Edición N.70, febrero 2016

Según la última encuesta de CEDATOS, el 79% de la población cree que el Gobierno de la Revolución Ciudadana tiene que cambiar de rumbo. El 72% piensa que la economía ecuatoriana va por mal camino. No es para menos, el 58% tiene una persona cercana que perdió su trabajo en los últimos tres meses.

 

El 2016 marca el inicio y la agudización incierta de la crisis económica causada por el autoritarismo correísta. En nueve años, el Gobierno de Rafael Correa Delgado y Alianza País manejó y despilfarró un presupuesto general del Estado de USD 217.378 millones. En 2015, el Ecuador creció apenas el 0,4%. En el mismo año, el desempleo aumentó en un 25,53%. La balanza comercial de enero a noviembre registró un déficit de USD 2.028,3 millones. A fines de diciembre, nuestro país cerró con una deuda externa de USD 32.752 millones y habría que sumar el último crédito correspondiente a USD 970 millones por parte del Industrial and Commercial Bank of China.

En medio de esta crítica situación económica, el Gobierno de la Revolución Ciudadana, tal vez para encubrir la crisis, prefirió agravar los conflictos políticos y sociales, algunos de ellos, el anuncio de una tercera reforma constitucional tras la repulsiva y represiva aprobación del paquete de “enmiendas” constitucionales en diciembre; el allanamiento, la incautación de equipos y el cierre del canal lojano Ecotel TV; la amenaza de expulsión del país de la prestigiosa Universidad Andina Simón Bolívar; la persecución de los tuiteros como Carlos A. Acosta; la próxima aprobación del proyecto de ley que elimina la matriz de la Casa de la Cultura Ecuatoriana; la visita convulsionada del corrupto y ultra conservador Recep Tayyip Erdogan; el descuento injustificado de USD 41 millones del Instituto de Seguridad Social de las Fuerzas Armadas y posterior destitución del Alto Mando militar…
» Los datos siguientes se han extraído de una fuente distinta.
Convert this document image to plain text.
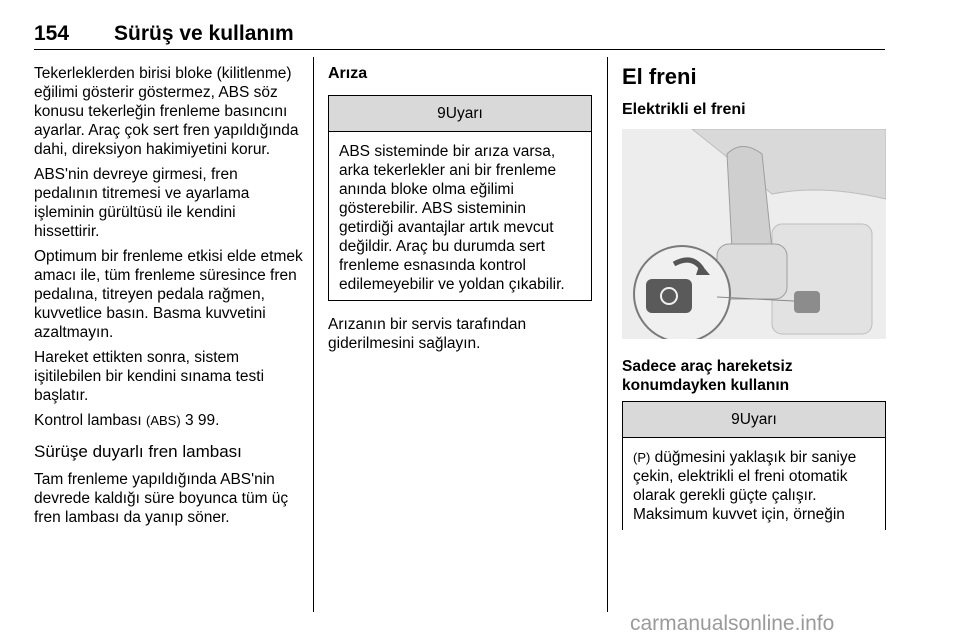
154 Sürüş ve kullanım

Tekerleklerden birisi bloke (kilitlenme) eğilimi gösterir göstermez, ABS söz konusu tekerleğin frenleme basıncını ayarlar. Araç çok sert fren yapıldığında dahi, direksiyon hakimiyetini korur.

ABS'nin devreye girmesi, fren pedalının titremesi ve ayarlama işleminin gürültüsü ile kendini hissettirir.

Optimum bir frenleme etkisi elde etmek amacı ile, tüm frenleme süresince fren pedalına, titreyen pedala rağmen, kuvvetlice basın. Basma kuvvetini azaltmayın.

Hareket ettikten sonra, sistem işitilebilen bir kendini sınama testi başlatır.

Kontrol lambası (ABS) 3 99.

Sürüşe duyarlı fren lambası

Tam frenleme yapıldığında ABS'nin devrede kaldığı süre boyunca tüm üç fren lambası da yanıp söner.

Arıza
9Uyarı

ABS sisteminde bir arıza varsa, arka tekerlekler ani bir frenleme anında bloke olma eğilimi gösterebilir. ABS sisteminin getirdiği avantajlar artık mevcut değildir. Araç bu durumda sert frenleme esnasında kontrol edilemeyebilir ve yoldan çıkabilir.

Arızanın bir servis tarafından giderilmesini sağlayın.

El freni
Elektrikli el freni
Sadece araç hareketsiz konumdayken kullanın
9Uyarı

(P) düğmesini yaklaşık bir saniye çekin, elektrikli el freni otomatik olarak gerekli güçte çalışır. Maksimum kuvvet için, örneğin

carmanualsonline.info
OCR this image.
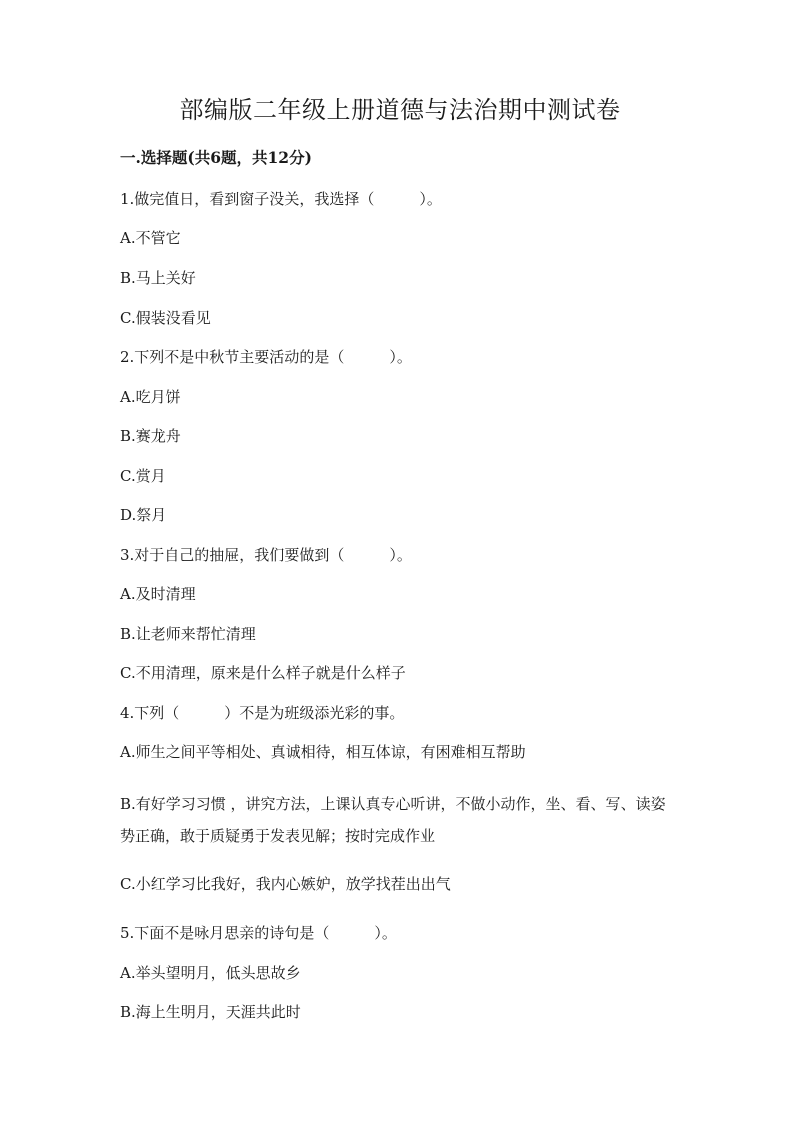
部编版二年级上册道德与法治期中测试卷
一.选择题(共6题，共12分)
1.做完值日，看到窗子没关，我选择（　　　）。
A.不管它
B.马上关好
C.假装没看见
2.下列不是中秋节主要活动的是（　　　）。
A.吃月饼
B.赛龙舟
C.赏月
D.祭月
3.对于自己的抽屉，我们要做到（　　　）。
A.及时清理
B.让老师来帮忙清理
C.不用清理，原来是什么样子就是什么样子
4.下列（　　　）不是为班级添光彩的事。
A.师生之间平等相处、真诚相待，相互体谅，有困难相互帮助
B.有好学习习惯 ，讲究方法，上课认真专心听讲，不做小动作，坐、看、写、读姿势正确，敢于质疑勇于发表见解；按时完成作业
C.小红学习比我好，我内心嫉妒，放学找茬出出气
5.下面不是咏月思亲的诗句是（　　　）。
A.举头望明月，低头思故乡
B.海上生明月，天涯共此时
A más de estas acciones que rayan en la demencia, prepotencia o provocación, en la sabatina #461, Rafael Correa Delgado comunicó el envío de un proyecto de ley económico urgente con el objetivo de “flexibilizar el empleo”. En su incoherente intervención señaló que la flexibilización laboral ya no es como en el pasado neoliberal sino que ahora trata de proteger los empleos garantizando los derechos. La nueva flexibilización del empleo consistiría en disminución de la jornada de trabajo y su remuneración; reducción de los salarios de las pasantías; el regreso a la contratación a plazo fijo; y, jornadas laborales concentradas.

Ante tanto desacierto, las últimas encuestas, también, proyectan información esperanzadora. El 57% de la población prefiere escoger el líder más capaz para enfrentar el correismo. En un simulación entre las posibles candidaturas de Jorge Glas (Alianza País) y Guillermo Lasso (CREO), el primero obtendría un 30% de apoyo, el segundo un 21% y una tercera opción contaría con un 28%. En este contexto, los sectores progresistas del país tienen la obligación de ofrecer un programa de gobierno para salir de la crisis y unirse en todos los niveles para constituirse en una alternativa del pasado neoliberal y el pasado del autoritarismo correísta.